April 4 1997 3:30 AM

Michael Elliott

VIEW ALL ENTRIES

       Dinner tonight in Wanchai, the old waterfront red-light district of Hong Kong, famous to those of a certain age as the home of The World of Suzie Wong. That was back in 1960, when the city was notorious more for its cathouses and sailors' bars than for its fund managers and property tycoons. There are still a few bars in Wanchai, but the area now, says my friend Steve Vines, is more notable for the quality of its food.
       We ate at a Shanghainese restaurant, where the meal included Lion's Head, which was a sort of pork meatloaf with bok choy, and Ants Climbing up Trees, which I would describe as vermicelli with ground meat (pork? beef?). Both were delicious, as was the dish of tiny fava beans and one of those green Asian vegetables that you never see on the other side of the Pacific. The company was sparkling--Hong Kong has what the Irish call "great crack," meaning that the conversation swirls around like candy wrappers on a windy New York day.
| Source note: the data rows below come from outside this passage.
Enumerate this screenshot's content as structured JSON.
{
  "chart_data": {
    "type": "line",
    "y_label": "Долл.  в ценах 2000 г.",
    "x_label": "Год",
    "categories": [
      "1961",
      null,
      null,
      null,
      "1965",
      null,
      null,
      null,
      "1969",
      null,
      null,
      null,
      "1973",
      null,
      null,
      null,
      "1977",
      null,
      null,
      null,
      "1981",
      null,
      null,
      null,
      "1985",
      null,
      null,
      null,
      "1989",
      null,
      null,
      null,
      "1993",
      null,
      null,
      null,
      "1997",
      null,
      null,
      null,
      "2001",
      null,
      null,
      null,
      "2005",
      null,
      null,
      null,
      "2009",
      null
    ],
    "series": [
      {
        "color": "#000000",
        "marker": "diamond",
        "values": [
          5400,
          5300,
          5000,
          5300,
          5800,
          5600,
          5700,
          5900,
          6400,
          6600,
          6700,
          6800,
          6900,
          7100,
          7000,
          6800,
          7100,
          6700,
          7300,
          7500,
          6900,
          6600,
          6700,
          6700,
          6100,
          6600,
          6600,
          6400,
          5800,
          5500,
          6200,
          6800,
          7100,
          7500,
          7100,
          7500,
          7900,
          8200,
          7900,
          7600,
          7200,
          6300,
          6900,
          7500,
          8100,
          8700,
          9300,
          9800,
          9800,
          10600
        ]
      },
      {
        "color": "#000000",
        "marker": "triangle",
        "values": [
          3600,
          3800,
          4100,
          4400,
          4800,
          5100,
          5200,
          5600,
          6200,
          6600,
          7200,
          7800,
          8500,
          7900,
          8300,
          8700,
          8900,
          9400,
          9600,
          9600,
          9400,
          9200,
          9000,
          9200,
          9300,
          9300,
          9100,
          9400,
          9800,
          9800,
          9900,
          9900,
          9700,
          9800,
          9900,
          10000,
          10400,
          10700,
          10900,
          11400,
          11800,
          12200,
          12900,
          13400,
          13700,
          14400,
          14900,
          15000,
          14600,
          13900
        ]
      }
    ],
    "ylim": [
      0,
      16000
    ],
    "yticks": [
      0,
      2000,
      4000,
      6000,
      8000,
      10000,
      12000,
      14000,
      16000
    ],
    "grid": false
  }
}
Apart from Steve, there was Dorinda Elliott, Newsweek's Hong Kong bureau chief; Steve Strasser, Asia editor of Newsweek International; Jim Rohwer, who is putting together an Asian business weekly for a Thai-based outfit; and Dominic Ziegler, of the Economist. Steve Vines, whom I have known for 20 years, which dates us both, combines journalism for the Independent with classic Hong Kong entrepreneurship. He owns a sandwich bar, a coffee shop, a kitchen-goods store and, today, opened his first restaurant. "What sort of food?" we asked him. "Western," he said. Demands for further elaboration found him suspiciously vague.
       One interesting point in the conversation, which I've now heard people mention a number of times this week--Hong Kong isn't as safe as it used to be. There have been a spate of robberies of houses of the rich, and the Asian Wall Street Journal reported this morning that some of Hong Kong's gazillionaires, of which there are many, have started to surround themselves with Gurkha bodyguards. Sounds ominously like Moscow--and, if the chat I've heard this week is to be believed, will get worse when the "hand-over" of Hong Kong to Chinese administration takes place on July 1.
       Everyone wants to talk about the hand-over, of course, but everyone is terrified at the prospect of a media invasion to cover it. I did a Radio Hong Kong interview this morning at which I was grilled about the bad press that China is getting in the West. There's a nervousness in Hong Kong that when the TV anchors do their stand-ups, they'll do nothing but look for trouble. I try to explain that the hand-over is a great story--End of Empire, Rise of China, all played out against one of the most dramatic natural stages in the world--but this does little to soothe the locals. Whatever the stock market and property prices say, there's a real worry in Hong Kong that bad coverage of the hand-over could wreck international confidence in the place.
       I'll be grilled on all this at the American Chamber of Commerce tomorrow, where I'm giving a speech on Hong Kong's prospects as seen from the United States. I stayed in the hotel this morning to work on the text, and then called on Francis Cornish, an old friend who is now the British trade commissioner and who will be the consul general after the hand-over. We met in the new British Consulate, which is probably the classiest building the British government has built anywhere in the last 50 years. Francis is one of those rare birds--a diplomat who knows how to handle the press. He was a great minister for information in the British Embassy in Washington in the late 1980s and early 1990s, forging a wonderful partnership, in those end-of-the-Cold War days, with Laurent Aublin, his opposite member at the French Embassy. Laurent himself has just left Hong Kong, where he was the French consul. He had a house at the very peak of the Peak, from whose roof you could look down both at Hong Kong's harbor, on the north side of the island, and Repulse Bay, on the south side. I think I want to be a diplomat in Hong Kong when I grow up. Meanwhile, I fancy I might take a late-night stroll round Wanchai to see if it's quite as cleaned up as it's meant to be. I have a sneaking suspicion it ain't.

Michael Elliott is the editor of Newsweek International.